The first of these was a prolonged bidding war last year for Pliva, a drugs company co-listed at the ZSE and London Stock Exchange, during which Barr Pharmaceuticals of the US outbid Actavis, an Icelandic company, to acquire Pliva for $2.5bn. Later in 2006 came an initial public offering of shares in INA, the state-owned oil company in which Hungary's MOL was already the strategic investor. Recent months brought big share offerings from Pliva, which sold its veterinary arm Veterina through the exchange, and local construction giant Ingra, among others.
By far the latest, greatest lure for local retail investment through the ZSE came one month ago, when the state privatised 32.5 per cent of T-Hrvatski Telekom (T-HT), the former state-run fixed-line and mobile operator controlled since 2001 by Deutsche Telekom.
The state targeted citizens in T-HT's sell-off, and 358,406 of them purchased shares, making this the largest initial public offering in the country's history.

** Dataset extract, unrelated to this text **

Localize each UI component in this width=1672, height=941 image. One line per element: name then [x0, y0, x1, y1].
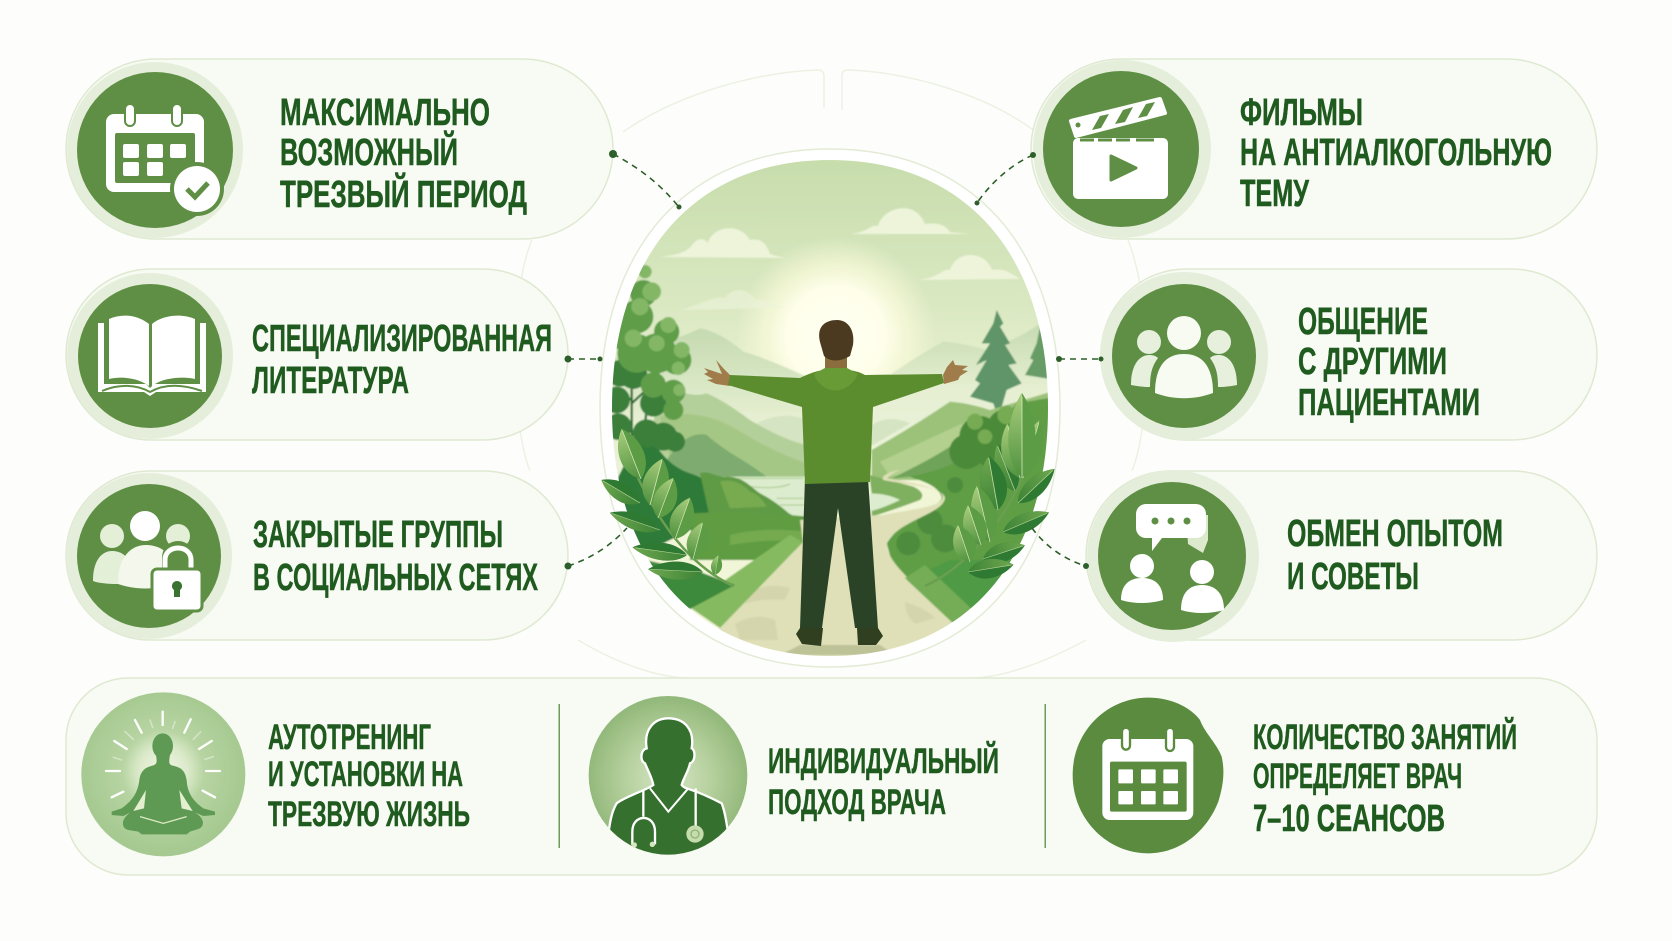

Such was the clamour for a slice of the company that roughly one-third of citizen buyers took out loans to buy shares, says Tomislav Vuic, deputy president of the management board at Erste Bank in Zagreb.
The telecom sale immediately became a milestone in the development of local retail stock trading, as "sophisticated investors who really understood the market" combined with first-time investors "opening their eyes" to generate a bonanza, says Mr Motusic.

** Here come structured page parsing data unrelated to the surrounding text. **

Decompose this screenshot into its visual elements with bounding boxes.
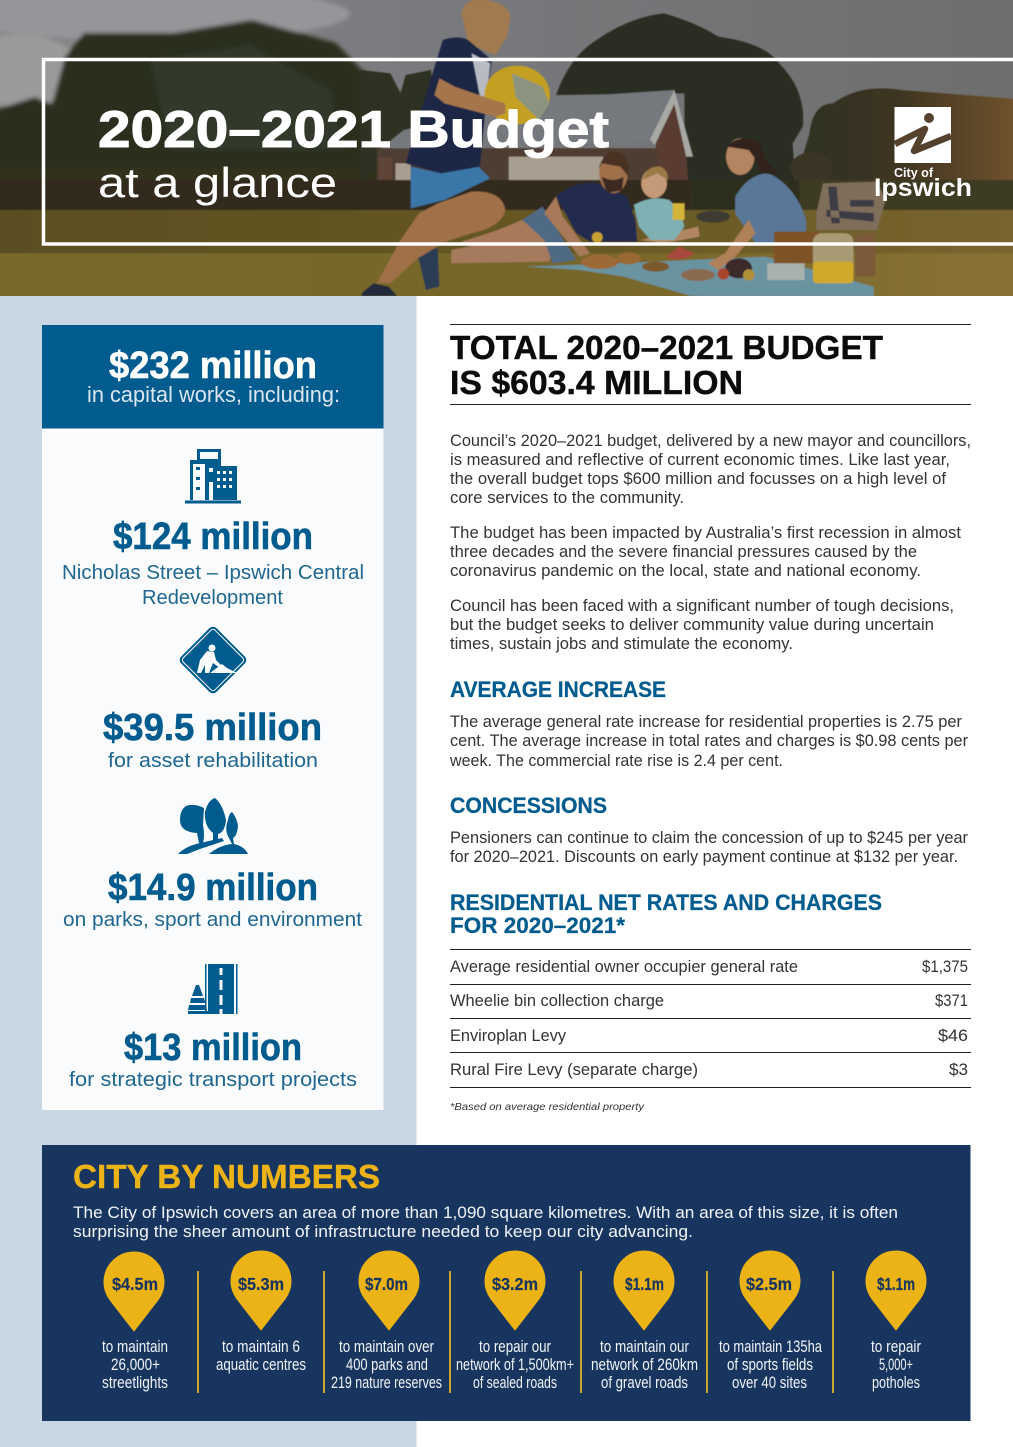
item: $124 million	[62, 516, 364, 609]
woman	[696, 211, 730, 223]
stat: gravel roads: $1.1m	[625, 1274, 664, 1294]
stat: gravel roads: of gravel roads	[601, 1373, 688, 1392]
section: concessions: Pensioners can continue to claim the concession of up to $245 per year	[450, 829, 968, 847]
panel: capital works items	[42, 428, 384, 1110]
heading: city by numbers: CITY BY NUMBERS	[73, 1158, 380, 1195]
stat: potholes: $1.1m	[877, 1274, 915, 1294]
stat: streetlights: $4.5m	[112, 1274, 158, 1294]
footnote: *Based on average residential property	[450, 1101, 645, 1113]
text block: intro paragraphs: The budget has been impacted by Australia’s first recession in almost	[450, 524, 961, 542]
item: $14.9 million: $14.9 million	[108, 867, 318, 909]
stat: sealed roads: $3.2m	[492, 1274, 538, 1294]
heading: residential net rates: FOR 2020–2021*	[450, 913, 625, 938]
text block: intro paragraphs: but the budget seeks to deliver community value during uncertain	[450, 616, 934, 634]
house gable trim	[650, 90, 693, 157]
stat: potholes: potholes	[872, 1373, 920, 1392]
section: average increase: The average general rate increase for residential properties is 2.75 per	[450, 713, 962, 731]
section: average increase: AVERAGE INCREASE	[450, 677, 666, 702]
icon: road and cone	[188, 964, 238, 1014]
logo: City of Ipswich	[874, 107, 972, 202]
house gable	[655, 104, 688, 181]
boy	[417, 248, 439, 290]
heading: total budget: TOTAL 2020–2021 BUDGET	[450, 329, 883, 366]
item: $124 million: $124 million	[113, 516, 313, 558]
icon: city buildings	[185, 449, 241, 504]
item: $124 million: Nicholas Street – Ipswich Central	[62, 561, 364, 584]
stat: gravel roads	[591, 1251, 698, 1392]
stat: streetlights: 26,000+	[111, 1355, 160, 1374]
item: $14.9 million: on parks, sport and environment	[63, 908, 362, 931]
table: rates and charges: $3	[949, 1061, 968, 1079]
logo: City of Ipswich: Ipswich	[874, 174, 972, 202]
item: $13 million	[69, 1027, 357, 1091]
left trees	[0, 20, 410, 180]
stat: sports fields: $2.5m	[746, 1274, 792, 1294]
section: average increase	[449, 677, 968, 770]
stat: streetlights: to maintain	[102, 1337, 168, 1356]
section: average increase: week. The commercial rate rise is 2.4 per cent.	[449, 752, 783, 770]
text block: intro paragraphs: coronavirus pandemic on the local, state and national economy.	[450, 562, 921, 580]
section: concessions	[450, 793, 968, 866]
hedge	[0, 172, 378, 180]
stat: potholes: to repair	[871, 1337, 921, 1356]
table: rates and charges: $371	[935, 992, 968, 1010]
section: concessions: for 2020–2021. Discounts on early payment continue at $132 per year.	[450, 848, 958, 866]
header frame	[44, 60, 1013, 244]
foreground hedge	[0, 180, 691, 210]
stat: parks and nature reserves	[331, 1251, 442, 1392]
heading: residential net rates	[450, 890, 882, 938]
man	[451, 233, 553, 263]
logo: City of Ipswich: City of	[894, 166, 934, 180]
stat: sports fields: over 40 sites	[732, 1373, 807, 1392]
item: $13 million: $13 million	[124, 1027, 302, 1069]
text block: intro paragraphs: three decades and the severe financial pressures caused by the	[450, 543, 917, 561]
photo centre, drawn at crop scale	[0, 0, 1013, 300]
item: $14.9 million	[63, 867, 362, 931]
panel: capital works header	[42, 325, 384, 428]
stat: aquatic centres: $5.3m	[238, 1274, 284, 1294]
stat: sports fields	[719, 1251, 822, 1392]
table: rates and charges: Enviroplan Levy	[450, 1027, 567, 1045]
stat: gravel roads: network of 260km	[591, 1355, 698, 1374]
food	[581, 254, 619, 269]
stat: potholes	[866, 1251, 926, 1392]
text block: intro paragraphs: core services to the community.	[450, 489, 684, 507]
house wall	[376, 148, 658, 181]
table: rates and charges: Average residential owner occupier general rate	[450, 958, 798, 976]
background trees	[360, 70, 432, 148]
stat: sealed roads: to repair our	[479, 1337, 551, 1356]
stat: sealed roads: network of 1,500km+	[456, 1355, 574, 1374]
stat: streetlights	[102, 1252, 168, 1392]
near lawn	[0, 210, 1013, 257]
stat: parks and nature reserves: 219 nature reserves	[331, 1373, 442, 1392]
section: average increase: cent. The average increase in total rates and charges is $0.98 cents per	[450, 732, 968, 750]
header photo: family picnic in park	[0, 0, 1013, 300]
heading: total budget	[450, 324, 971, 405]
child	[641, 227, 700, 243]
item: $124 million: Redevelopment	[142, 586, 283, 609]
table: rates and charges: $46	[938, 1027, 968, 1045]
stat: parks and nature reserves: to maintain over	[339, 1337, 434, 1356]
text block: intro paragraphs: Council has been faced with a significant number of tough decisions,	[450, 597, 954, 615]
stat: aquatic centres	[216, 1251, 306, 1374]
table: rates and charges: Wheelie bin collection charge	[450, 992, 664, 1010]
heading: total budget: IS $603.4 MILLION	[450, 364, 743, 401]
stat: potholes: 5,000+	[879, 1355, 913, 1374]
stat: sports fields: to maintain 135ha	[719, 1337, 822, 1356]
house roof	[379, 90, 674, 150]
hamper	[816, 182, 886, 230]
text block: intro paragraphs: is measured and reflective of current economic times. Like last year,	[450, 451, 950, 469]
table: rates and charges	[450, 949, 971, 1088]
stat: parks and nature reserves: $7.0m	[365, 1274, 408, 1294]
text block: city intro	[73, 1203, 898, 1241]
subtitle: at a glance	[98, 159, 337, 206]
stat: aquatic centres: to maintain 6	[222, 1337, 300, 1356]
stat: streetlights: streetlights	[102, 1373, 168, 1392]
item: $39.5 million	[103, 707, 322, 772]
stat: aquatic centres: aquatic centres	[216, 1355, 306, 1374]
stat: parks and nature reserves: 400 parks and	[346, 1355, 428, 1374]
stat: sealed roads: of sealed roads	[473, 1373, 557, 1392]
panel: capital works header: $232 million	[109, 345, 317, 387]
item: $39.5 million: $39.5 million	[103, 707, 322, 749]
item: $13 million: for strategic transport projects	[69, 1068, 357, 1091]
panel: city by numbers	[42, 1145, 970, 1421]
stat: gravel roads: to maintain our	[600, 1337, 689, 1356]
icon: road worker sign	[178, 625, 248, 695]
heading: residential net rates: RESIDENTIAL NET RATES AND CHARGES	[450, 890, 882, 915]
title: 2020–2021 Budget	[98, 101, 609, 159]
text block: intro paragraphs: the overall budget tops $600 million and focusses on a high level of	[450, 470, 946, 488]
item: $39.5 million: for asset rehabilitation	[108, 749, 318, 772]
icon: trees	[178, 798, 248, 854]
juice jug	[812, 232, 854, 265]
picnic blanket	[526, 257, 874, 296]
text block: city intro: surprising the sheer amount of infrastructure needed to keep our city advancing.	[73, 1222, 693, 1241]
stat: sports fields: of sports fields	[727, 1355, 813, 1374]
text block: intro paragraphs: times, sustain jobs and stimulate the economy.	[450, 635, 793, 653]
panel: capital works header: in capital works, including:	[87, 382, 340, 407]
section: concessions: CONCESSIONS	[450, 793, 607, 818]
text block: intro paragraphs	[450, 432, 971, 653]
table: rates and charges: $1,375	[922, 958, 968, 976]
text block: intro paragraphs: Council’s 2020–2021 budget, delivered by a new mayor and councillors,	[450, 432, 971, 450]
table: rates and charges: Rural Fire Levy (separate charge)	[450, 1061, 698, 1079]
text block: city intro: The City of Ipswich covers an area of more than 1,090 square kilometres. With an area of this size, it is often	[73, 1203, 898, 1222]
left column background	[0, 296, 416, 1447]
stat: sealed roads	[456, 1251, 574, 1392]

Buyers purchased shares from the state at 265 kuna each and then watched as the price jumped to 419 kuna on the first day of public trading. The price soon settled closer to 380 kuna - still an overnight gain of 43 per cent.
For many who bought shares with borrowed money, payback was therefore quick and easy.
Yet here controversy creeps in. Critics of the T-HT sale quickly questioned the initial share price set by Croatia's government. "Telecommunism," squawked the Feral Tribune, a weekly newspaper, portraying the IPO as a thinly-disguised cash handout from the governing Croatian Democratic Union in advance of parliamentary elections.
Indeed, government ministers had transparently promoted the sale beforehand, as an opportunity for a "good experience" akin to the INA sell-off 11 months ago, in which citizen buyers also made a tidy overnight profit.
Yet whatever the T-HT sale's political dynamics, Mr Motusic argues against seeing it primarily in these terms. At a time when some local political leaders still mutter Marxist misgivings about private investors in stocks and shares, calling them "crooks" and "speculators", he says the current HDZ-led government is the first in Croatia's post-communist era to back the ZSE enthusiastically. "How can I say I am not happy with that?" he adds.
Capital market growth is restrained by central bank rules on commercial credit growth. Alarmed when domestic credit expanded by 24.7 per cent last year, central bankers this year require lenders to place substantial deposits with the bank, for any money lent in excess of 12 per cent growth this year.
Bankers grumble about this intervention, but Mr Motusic says it is helping to shift demand to the ZSE.
"If you have such a restrictive monetary policy and such a hunger for new projects, such a booming real estate market and other sectors, then it is just a question of time when some other type of capital will start seeking ways to invest. It can only be done through venture capital or through the capital market. This really gives a push to our development," he says.
Public share offerings are therefore increasingly common, alongside the privatisation of state-owned companies. Meanwhile, the growing base of active buyers - in contrast to the one-off buyers of INA or T-HT shares - makes the market more liquid.
"Five years ago we had 5,000 to 10,000 Croatian households actively investing in stocks. After INA, it was about 35,000. Now it could be 100,000," Mr Motusic says.